The Fish and Wildlife Commission, in a resolution approved Friday, said it supported this new economic development opportunity. The land for the wildlife management area was given to the Commonwealth by the federal government at no cost. The resolution asks the U.S. Department of the Interior to lift restrictions for use of the 665-acre tract and allows Gov. Beshear to use it for economic development.


Commission Chairman Stuart Ray said the wildlife management area will have more than 5,800 acres and remain open to the public for hunting and outdoor recreation.


“The commission is pleased to offer this assistance for this important economic development opportunity,” Ray said. “Although the primary focus of our Commission remains what is in the best interest of our sportsmen and women and resources of the Commonwealth, there is a greater good at issue here, and that is the benefit of the people of western Kentucky. We will be working over the next few months to assure there is no loss of amenities to the sportsmen, including a dog training field trial course and a dove field at this wildlife management area.”

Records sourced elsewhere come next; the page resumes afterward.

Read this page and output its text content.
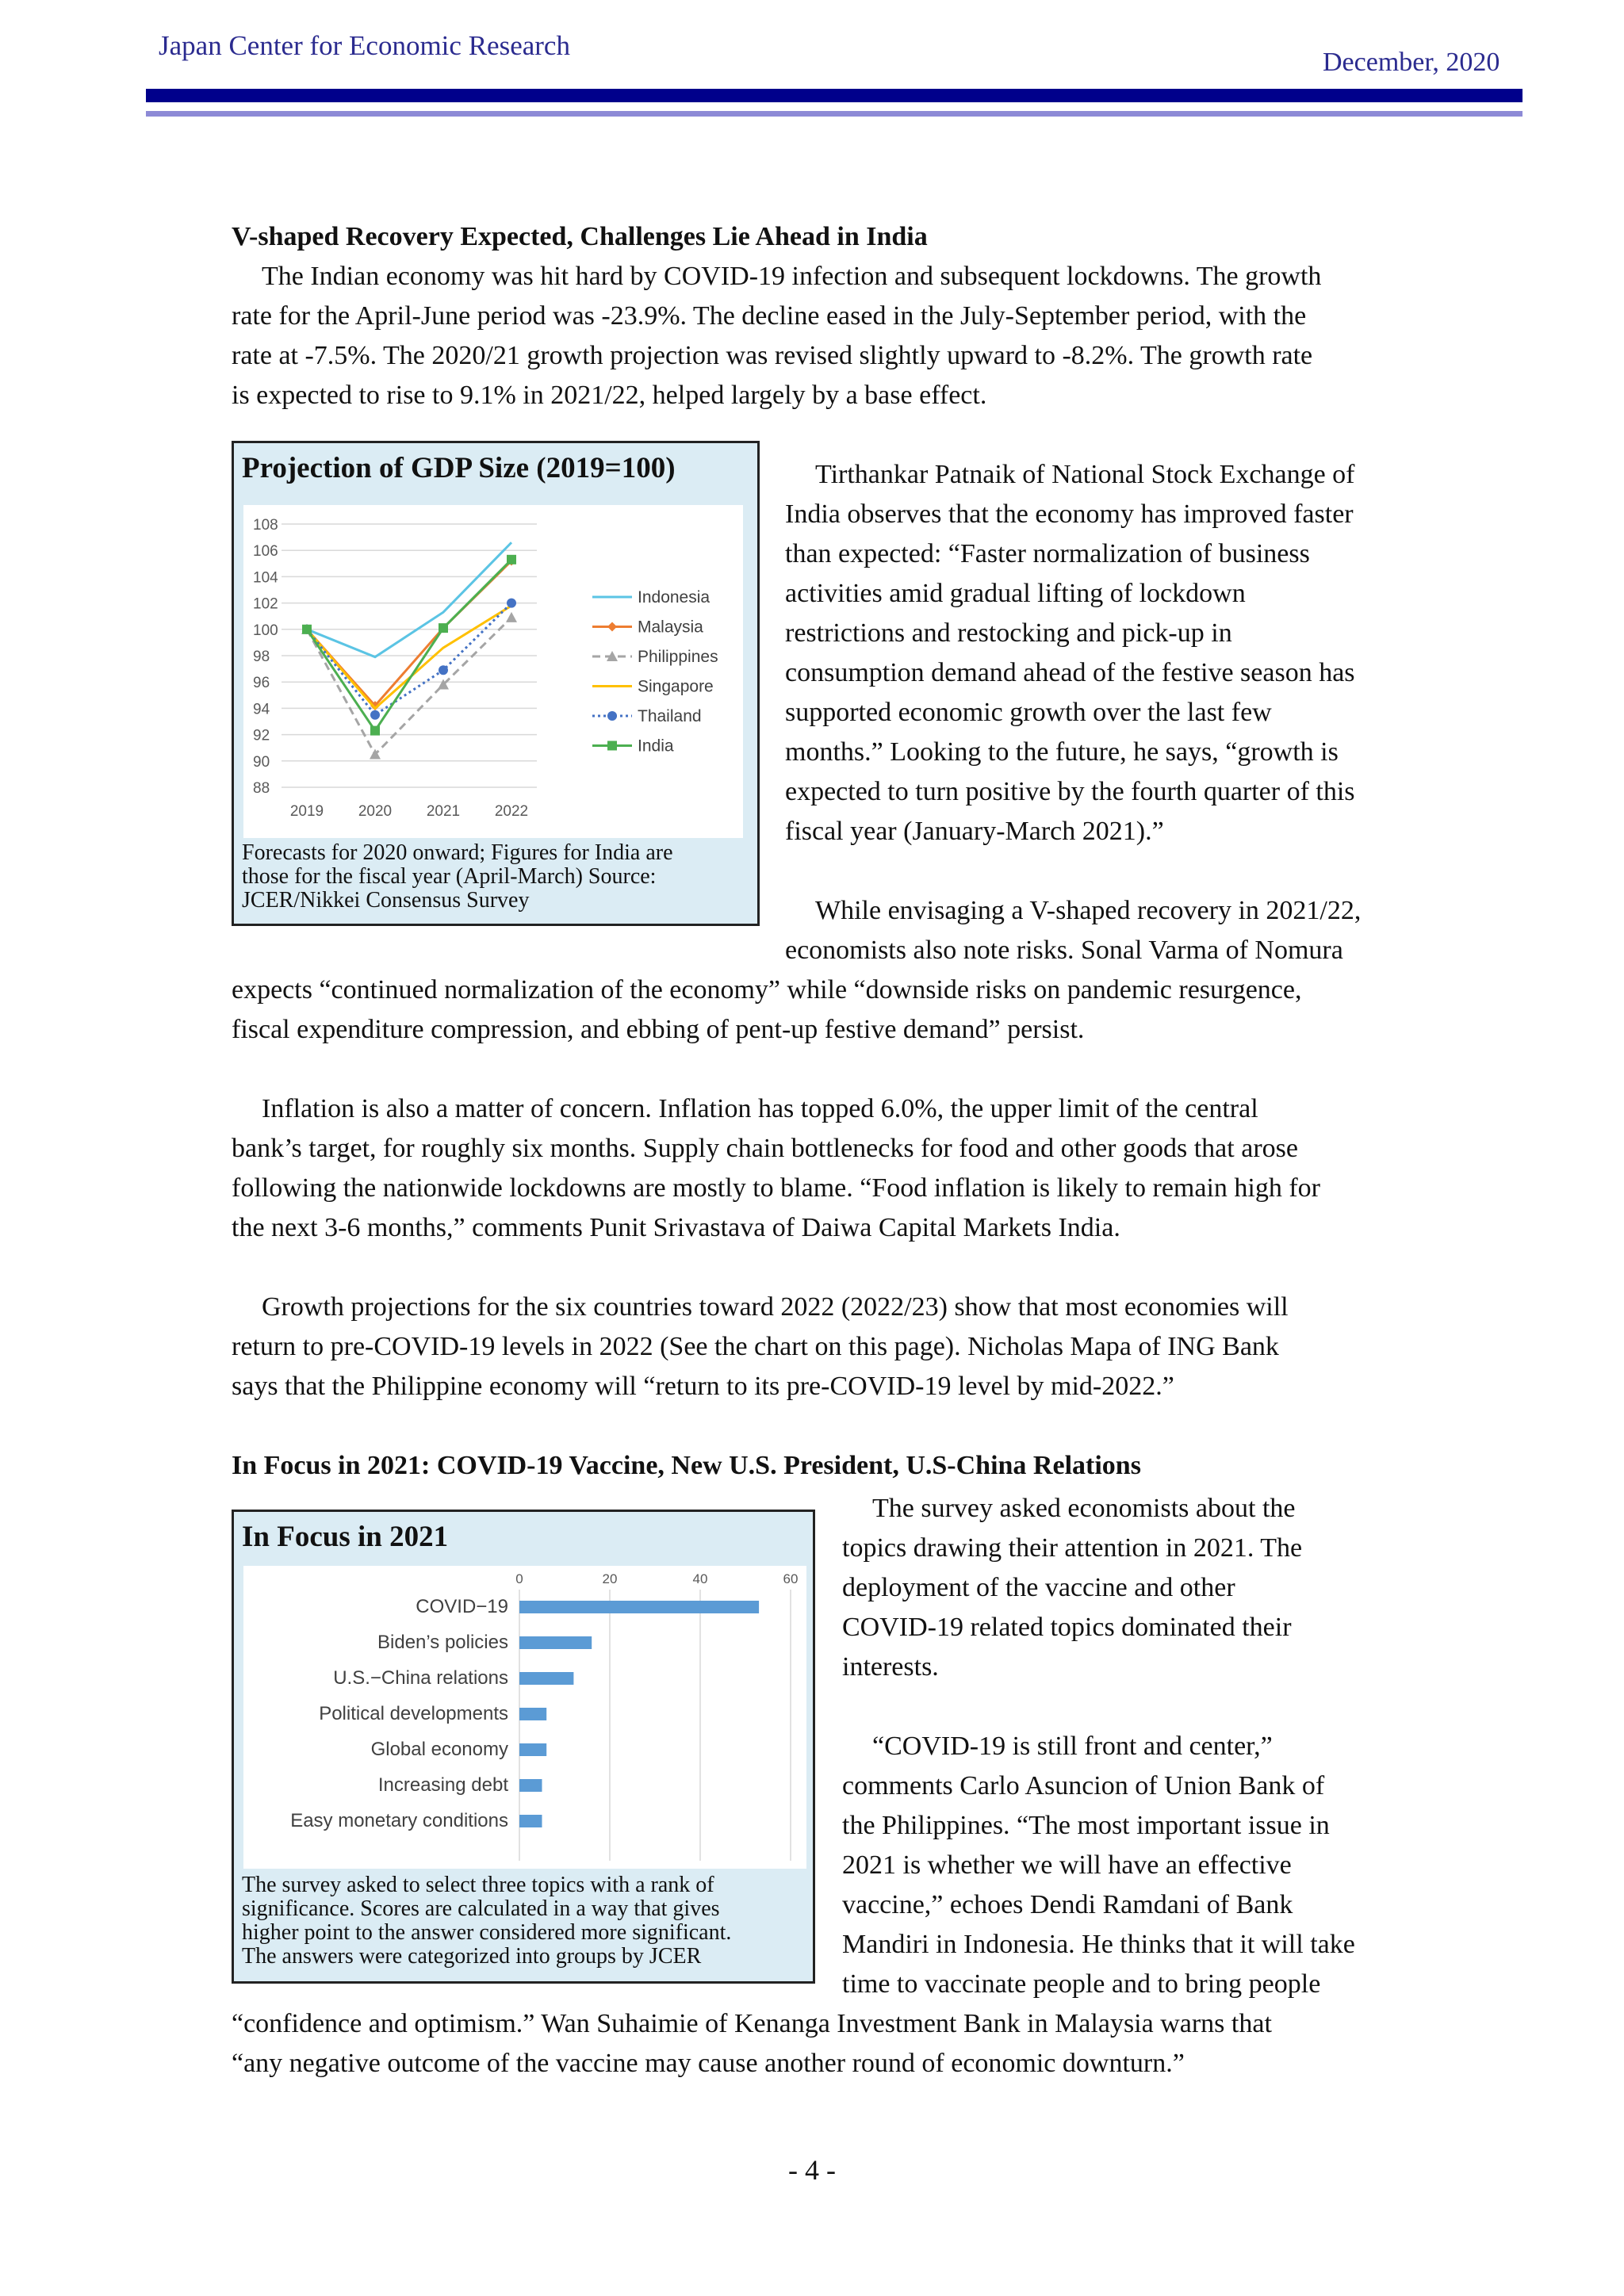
Japan Center for Economic Research
December, 2020
V-shaped Recovery Expected, Challenges Lie Ahead in India
The Indian economy was hit hard by COVID-19 infection and subsequent lockdowns. The growth
rate for the April-June period was -23.9%. The decline eased in the July-September period, with the
rate at -7.5%. The 2020/21 growth projection was revised slightly upward to -8.2%. The growth rate
is expected to rise to 9.1% in 2021/22, helped largely by a base effect.
Projection of GDP Size (2019=100)
108
106
104
102
100
98
96
94
92
90
88
2019 2020 2021 2022
Indonesia
Malaysia
Philippines
Singapore
Thailand
India
Forecasts for 2020 onward; Figures for India are
those for the fiscal year (April-March) Source:
JCER/Nikkei Consensus Survey
Tirthankar Patnaik of National Stock Exchange of
India observes that the economy has improved faster
than expected: “Faster normalization of business
activities amid gradual lifting of lockdown
restrictions and restocking and pick-up in
consumption demand ahead of the festive season has
supported economic growth over the last few
months.” Looking to the future, he says, “growth is
expected to turn positive by the fourth quarter of this
fiscal year (January-March 2021).”
While envisaging a V-shaped recovery in 2021/22,
economists also note risks. Sonal Varma of Nomura
expects “continued normalization of the economy” while “downside risks on pandemic resurgence,
fiscal expenditure compression, and ebbing of pent-up festive demand” persist.
Inflation is also a matter of concern. Inflation has topped 6.0%, the upper limit of the central
bank’s target, for roughly six months. Supply chain bottlenecks for food and other goods that arose
following the nationwide lockdowns are mostly to blame. “Food inflation is likely to remain high for
the next 3-6 months,” comments Punit Srivastava of Daiwa Capital Markets India.
Growth projections for the six countries toward 2022 (2022/23) show that most economies will
return to pre-COVID-19 levels in 2022 (See the chart on this page). Nicholas Mapa of ING Bank
says that the Philippine economy will “return to its pre-COVID-19 level by mid-2022.”
In Focus in 2021: COVID-19 Vaccine, New U.S. President, U.S-China Relations
In Focus in 2021
0	20	40	60
COVID−19
Biden’s policies
U.S.−China relations
Political developments
Global economy
Increasing debt
Easy monetary conditions
The survey asked to select three topics with a rank of
significance. Scores are calculated in a way that gives
higher point to the answer considered more significant.
The answers were categorized into groups by JCER
The survey asked economists about the
topics drawing their attention in 2021. The
deployment of the vaccine and other
COVID-19 related topics dominated their
interests.
“COVID-19 is still front and center,”
comments Carlo Asuncion of Union Bank of
the Philippines. “The most important issue in
2021 is whether we will have an effective
vaccine,” echoes Dendi Ramdani of Bank
Mandiri in Indonesia. He thinks that it will take
time to vaccinate people and to bring people
“confidence and optimism.” Wan Suhaimie of Kenanga Investment Bank in Malaysia warns that
“any negative outcome of the vaccine may cause another round of economic downturn.”
- 4 -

The Kentucky Department of Fish and Wildlife Resources owns or manages over 1 million acres of public land that sportsmen and women enjoy throughout Kentucky.


Over the last year, the department has added more than 6,000 acres to wildlife management areas statewide, more than 4,000 acres of that in western Kentucky.


“The department is the beneficiary of thousands of acres, often as a result of federal funds and grants. This is a very specific one-time economic opportunity that has a specific benefit to this area. This by no means will open the door for any other loss of WMA property.” Ray said.